Litigation Related to Deferred Action for Childhood Arrivals (DACA)


For information about U.S. Citizenship and Immigration Services’ Jan. 13, 2018, announcement that it is accepting DACA renewal applications, see our FAQ: USCIS Is Accepting DACA Renewal Applications, first posted Jan. 14, 2018.


TABLES
Litigation Related to Deferred Action for Childhood Arrivals (DACA)

Last updated JUNE 24, 2020*

On Sep. 5, 2017, the Trump administration announced that it was terminating Deferred Action for Childhood Arrivals (DACA), which was created during President Obama’s administration. Under the terms of the DACA termination, everyone who had filed a first-time or a renewal application for DACA as of Sep. 5, 2017, would continue to have their applications processed. And anyone with a grant of DACA expiring between Sep. 5, 2017, and Mar. 5, 2018, could apply for a two-year renewal of their DACA. Originally, the deadline to submit renewal applications to U.S. Citizenship and Immigration Services (USCIS) was October 5, 2017. No other DACA applications were to be accepted.

More than ten cases were filed challenging the Trump administration’s termination of DACA. Between Jan. 2018 and June 2020, orders from three federal district courts — first in Regents of the University of California, et al. v. Dept. of Homeland Security (DHS), and later in Batalla Vidal v. Nielsen and NAACP v. Trump — kept DACA partially in place by requiring USCIS to continue accepting DACA applications from previous DACA recipients. The lower courts’ rulings were challenged all the way up to the U.S. Supreme Court, which consolidated the cases and heard oral argument on Nov. 12, 2019.
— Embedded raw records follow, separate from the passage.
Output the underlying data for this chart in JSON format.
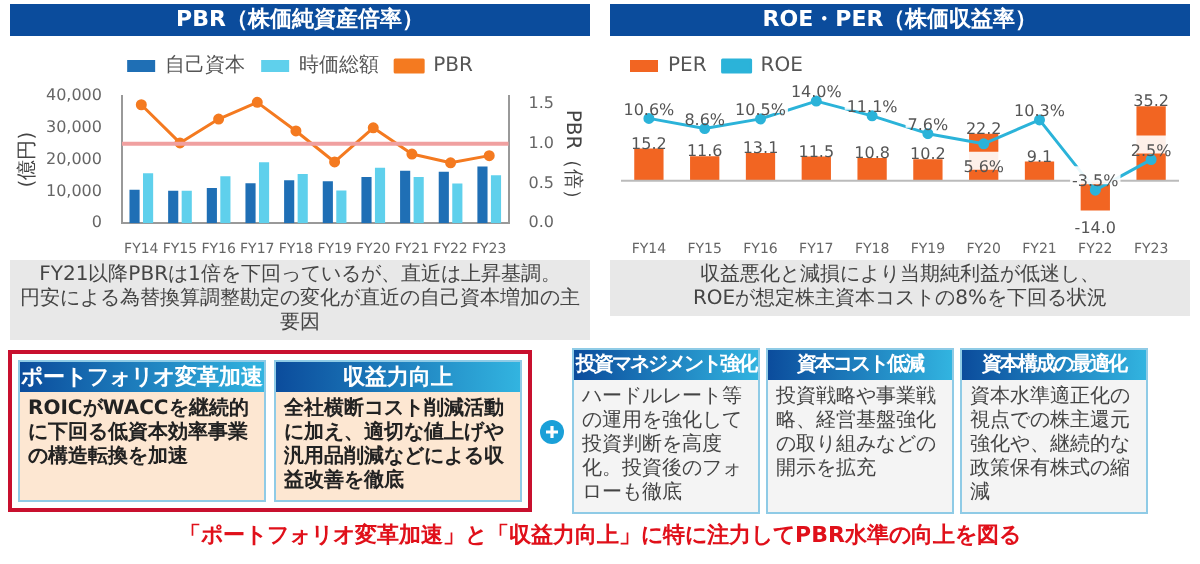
{
  "chart_data": [
    {
      "type": "bar",
      "title": "PBR（株価純資産倍率）",
      "ylabel": "(億円)",
      "y2label": "PBR（倍）",
      "categories": [
        "FY14",
        "FY15",
        "FY16",
        "FY17",
        "FY18",
        "FY19",
        "FY20",
        "FY21",
        "FY22",
        "FY23"
      ],
      "series": [
        {
          "name": "自己資本",
          "color": "#1f6fb5",
          "values": [
            10500,
            10200,
            11100,
            12600,
            13500,
            13200,
            14500,
            16500,
            16200,
            17800
          ]
        },
        {
          "name": "時価総額",
          "color": "#5fd0ec",
          "values": [
            15700,
            10200,
            14800,
            19200,
            15500,
            10300,
            17400,
            14500,
            12500,
            15100
          ]
        },
        {
          "name": "PBR",
          "type": "line",
          "axis": "y2",
          "color": "#f47a20",
          "values": [
            1.49,
            1.01,
            1.31,
            1.52,
            1.16,
            0.77,
            1.2,
            0.87,
            0.76,
            0.85
          ]
        }
      ],
      "ylim": [
        0,
        40000
      ],
      "yticks": [
        0,
        {
          "value": 10000,
          "label": "10,000"
        },
        {
          "value": 20000,
          "label": "20,000"
        },
        {
          "value": 30000,
          "label": "30,000"
        },
        {
          "value": 40000,
          "label": "40,000"
        }
      ],
      "y2lim": [
        0,
        1.6
      ],
      "y2ticks": [
        {
          "value": 0,
          "label": "0.0"
        },
        {
          "value": 0.5,
          "label": "0.5"
        },
        {
          "value": 1,
          "label": "1.0"
        },
        {
          "value": 1.5,
          "label": "1.5"
        }
      ],
      "ref_lines": [
        {
          "axis": "y2",
          "value": 1,
          "color": "#f0a0a0"
        }
      ],
      "legend": "top",
      "marker": "circle",
      "annotations": [
        "FY21以降PBRは1倍を下回っているが、直近は上昇基調。",
        "円安による為替換算調整勘定の変化が直近の自己資本増加の主要因"
      ]
    },
    {
      "type": "bar",
      "title": "ROE・PER（株価収益率）",
      "categories": [
        "FY14",
        "FY15",
        "FY16",
        "FY17",
        "FY18",
        "FY19",
        "FY20",
        "FY21",
        "FY22",
        "FY23"
      ],
      "series": [
        {
          "name": "PER",
          "color": "#f26522",
          "values": [
            15.2,
            11.6,
            13.1,
            11.5,
            10.8,
            10.2,
            22.2,
            9.1,
            -14.0,
            35.2
          ],
          "value_labels": [
            "15.2",
            "11.6",
            "13.1",
            "11.5",
            "10.8",
            "10.2",
            "22.2",
            "9.1",
            "-14.0",
            "35.2"
          ]
        },
        {
          "name": "ROE",
          "type": "line",
          "axis": "y2",
          "color": "#2bb3d9",
          "values": [
            10.6,
            8.6,
            10.5,
            14.0,
            11.1,
            7.6,
            5.6,
            10.3,
            -3.5,
            2.5
          ],
          "value_labels": [
            "10.6%",
            "8.6%",
            "10.5%",
            "14.0%",
            "11.1%",
            "7.6%",
            "5.6%",
            "10.3%",
            "-3.5%",
            "2.5%"
          ]
        }
      ],
      "legend": "top left",
      "marker": "circle",
      "tick_labels": "x",
      "annotations": [
        "収益悪化と減損により当期純利益が低迷し、",
        "ROEが想定株主資本コストの8%を下回る状況"
      ]
    },
    {
      "type": "other",
      "annotations": [
        "ポートフォリオ変革加速",
        "ROICがWACCを継続的に下回る低資本効率事業の構造転換を加速",
        "収益力向上",
        "全社横断コスト削減活動に加え、適切な値上げや汎用品削減などによる収益改善を徹底",
        "投資マネジメント強化",
        "ハードルレート等の運用を強化して投資判断を高度化。投資後のフォローも徹底",
        "資本コスト低減",
        "投資戦略や事業戦略、経営基盤強化の取り組みなどの開示を拡充",
        "資本構成の最適化",
        "資本水準適正化の視点での株主還元強化や、継続的な政策保有株式の縮減",
        "「ポートフォリオ変革加速」と「収益力向上」に特に注力してPBR水準の向上を図る"
      ]
    }
  ]
}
On June 18, 2020, the Supreme Court issued its opinion. The Court, in a 5-4 opinion written by Chief Justice Roberts, held that the U.S. Department of Homeland Security (DHS) had improperly terminated DACA, and it remanded the action to the agency. The Court reasoned that the agency’s termination of DACA violated the Administrative Procedure Act because (1) DHS failed to consider alternatives to termination, such as retaining the protections from deportation without the benefits associated with DACA (such as work authorization) and (2) DHS failed to assess whether there were reliance interests at stake and to weigh those against competing policy concerns. The Court affirmed the judgment in NAACP, which had remanded DHS’s termination of DACA to the agency, leaving in place the 2012 DHS policy memo that made DACA available. For information on the opinion, see NILC’s Alert: Supreme Court Overturns Trump Administration’s Termination of DACA, and for guidance on applying for DACA, see the Home Is Here coalition’s Post–Supreme Court Decision DACA Guidance.

The two tables in this publication provide information only about the cases appealed to the Supreme Court and about the only lawsuit challenging DACA that has any traction as of June 24, 2020. The tables were created for easy reference and are not intended to be comprehensive.
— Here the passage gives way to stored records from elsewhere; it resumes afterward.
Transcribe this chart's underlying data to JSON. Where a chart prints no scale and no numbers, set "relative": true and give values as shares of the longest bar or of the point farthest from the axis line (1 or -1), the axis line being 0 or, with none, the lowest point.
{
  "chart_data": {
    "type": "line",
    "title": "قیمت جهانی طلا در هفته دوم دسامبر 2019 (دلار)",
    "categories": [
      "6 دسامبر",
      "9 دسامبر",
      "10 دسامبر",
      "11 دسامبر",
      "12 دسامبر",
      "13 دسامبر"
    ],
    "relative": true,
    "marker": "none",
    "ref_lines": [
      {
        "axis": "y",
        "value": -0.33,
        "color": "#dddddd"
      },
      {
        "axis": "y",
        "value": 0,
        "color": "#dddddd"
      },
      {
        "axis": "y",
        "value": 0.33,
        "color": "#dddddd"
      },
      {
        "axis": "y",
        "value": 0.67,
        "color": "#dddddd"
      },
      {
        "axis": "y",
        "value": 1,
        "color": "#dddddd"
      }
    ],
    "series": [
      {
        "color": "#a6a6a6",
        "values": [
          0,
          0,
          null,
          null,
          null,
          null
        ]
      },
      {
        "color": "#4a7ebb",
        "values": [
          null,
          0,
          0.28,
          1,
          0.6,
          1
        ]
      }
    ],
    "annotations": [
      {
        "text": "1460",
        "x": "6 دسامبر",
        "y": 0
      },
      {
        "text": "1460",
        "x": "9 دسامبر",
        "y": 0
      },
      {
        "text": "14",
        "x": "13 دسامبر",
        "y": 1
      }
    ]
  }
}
Table 1 includes cases challenging the termination of DACA on Sep. 5, 2017. The plaintiffs in these cases brought claims primarily under the Administrative Procedure Act and the U.S. Constitution’s Due Process and Equal Protection clauses; some brought claims of estoppel. NILC is counsel only in the Batalla Vidal v. Wolf case. For further information about the other cases described in Table 1, you may want to contact the entities involved in them (listed in the table) or read the complaints to which the table hyperlinks.
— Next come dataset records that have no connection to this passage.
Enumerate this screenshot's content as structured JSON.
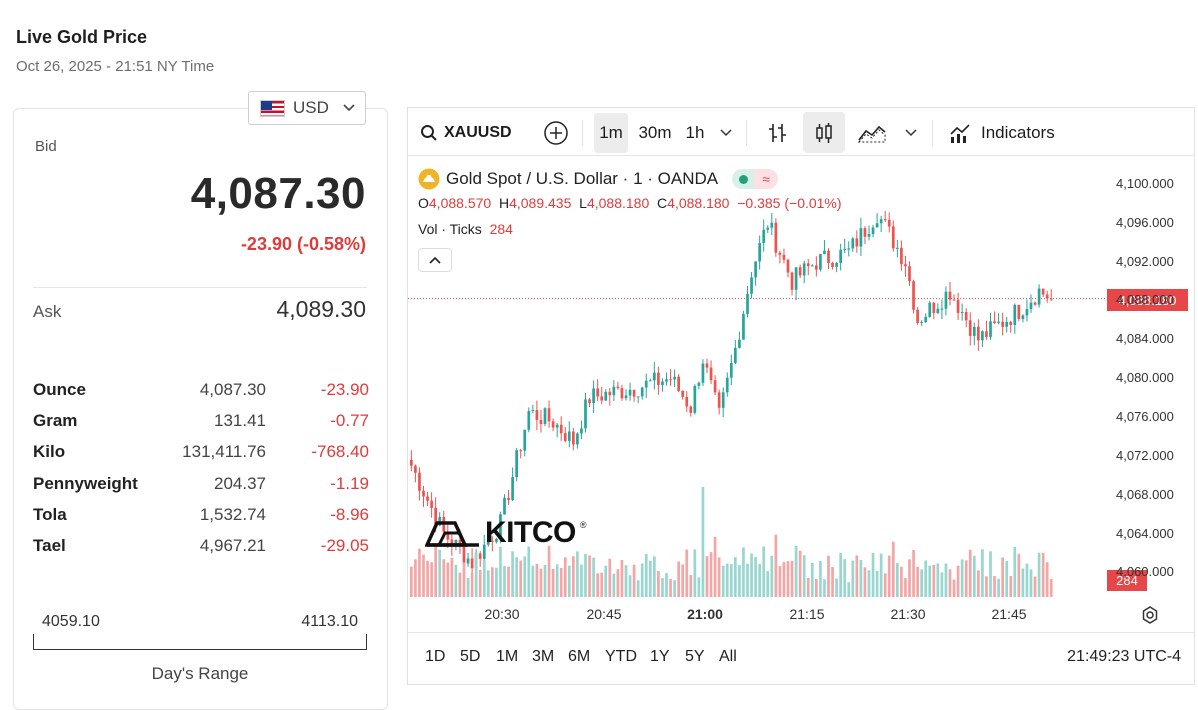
{
  "header": {
    "title": "Live Gold Price",
    "timestamp": "Oct 26, 2025 - 21:51 NY Time"
  },
  "currency": {
    "label": "USD",
    "flag": "us-flag-icon"
  },
  "bid": {
    "label": "Bid",
    "price": "4,087.30",
    "change": "-23.90 (-0.58%)"
  },
  "ask": {
    "label": "Ask",
    "price": "4,089.30"
  },
  "units": [
    {
      "name": "Ounce",
      "value": "4,087.30",
      "change": "-23.90"
    },
    {
      "name": "Gram",
      "value": "131.41",
      "change": "-0.77"
    },
    {
      "name": "Kilo",
      "value": "131,411.76",
      "change": "-768.40"
    },
    {
      "name": "Pennyweight",
      "value": "204.37",
      "change": "-1.19"
    },
    {
      "name": "Tola",
      "value": "1,532.74",
      "change": "-8.96"
    },
    {
      "name": "Tael",
      "value": "4,967.21",
      "change": "-29.05"
    }
  ],
  "days_range": {
    "low": "4059.10",
    "high": "4113.10",
    "label": "Day's Range"
  },
  "toolbar": {
    "symbol": "XAUUSD",
    "intervals": [
      "1m",
      "30m",
      "1h"
    ],
    "active_interval": "1m",
    "indicators_label": "Indicators"
  },
  "legend": {
    "title": "Gold Spot / U.S. Dollar · 1 · OANDA",
    "o_label": "O",
    "o": "4,088.570",
    "h_label": "H",
    "h": "4,089.435",
    "l_label": "L",
    "l": "4,088.180",
    "c_label": "C",
    "c": "4,088.180",
    "chg": "−0.385 (−0.01%)",
    "vol_label": "Vol · Ticks",
    "vol": "284"
  },
  "watermark": "KITCO",
  "price_badge": "4,088.180",
  "volume_badge": "284",
  "range_buttons": [
    "1D",
    "5D",
    "1M",
    "3M",
    "6M",
    "YTD",
    "1Y",
    "5Y",
    "All"
  ],
  "clock": "21:49:23 UTC-4",
  "colors": {
    "up": "#26a69a",
    "down": "#ef5350",
    "vol_up": "#98d7cf",
    "vol_down": "#f3a6a6",
    "accent_red": "#e03b3b"
  },
  "chart_data": {
    "type": "candlestick",
    "y_ticks": [
      "4,100.000",
      "4,096.000",
      "4,092.000",
      "4,088.000",
      "4,084.000",
      "4,080.000",
      "4,076.000",
      "4,072.000",
      "4,068.000",
      "4,064.000",
      "4,060.000"
    ],
    "ylim": [
      4058.8,
      4100.4
    ],
    "x_ticks": [
      "20:30",
      "20:45",
      "21:00",
      "21:15",
      "21:30",
      "21:45"
    ],
    "x_tick_bold": "21:00",
    "last_price": 4088.18,
    "waypoints": [
      [
        0,
        4071
      ],
      [
        8,
        4064
      ],
      [
        15,
        4061
      ],
      [
        22,
        4065
      ],
      [
        29,
        4076.5
      ],
      [
        35,
        4075.5
      ],
      [
        40,
        4073.5
      ],
      [
        44,
        4078
      ],
      [
        55,
        4079
      ],
      [
        64,
        4080
      ],
      [
        69,
        4077
      ],
      [
        72,
        4082
      ],
      [
        76,
        4076
      ],
      [
        80,
        4083
      ],
      [
        84,
        4091
      ],
      [
        88,
        4096
      ],
      [
        94,
        4090
      ],
      [
        100,
        4092
      ],
      [
        108,
        4093
      ],
      [
        115,
        4097
      ],
      [
        122,
        4092
      ],
      [
        125,
        4086
      ],
      [
        133,
        4089
      ],
      [
        140,
        4084
      ],
      [
        150,
        4087
      ],
      [
        155,
        4089
      ],
      [
        158,
        4088.2
      ]
    ]
  }
}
Table 2 includes the single case challenging the legality of DACA itself, which Texas and six other states filed on May 1, 2018.

To download the tables, click on the PDF icon, above.


* Table 1 was previously published separately under the title “Cases Challenging the Termination of the DACA Program.” When Table 2 was added, the title was changed to “Litigation Related to the DACA Program.” As of the July 3, 2019, edition, this publication’s title is “Litigation Related to Deferred Action for Childhood Arrivals (DACA).”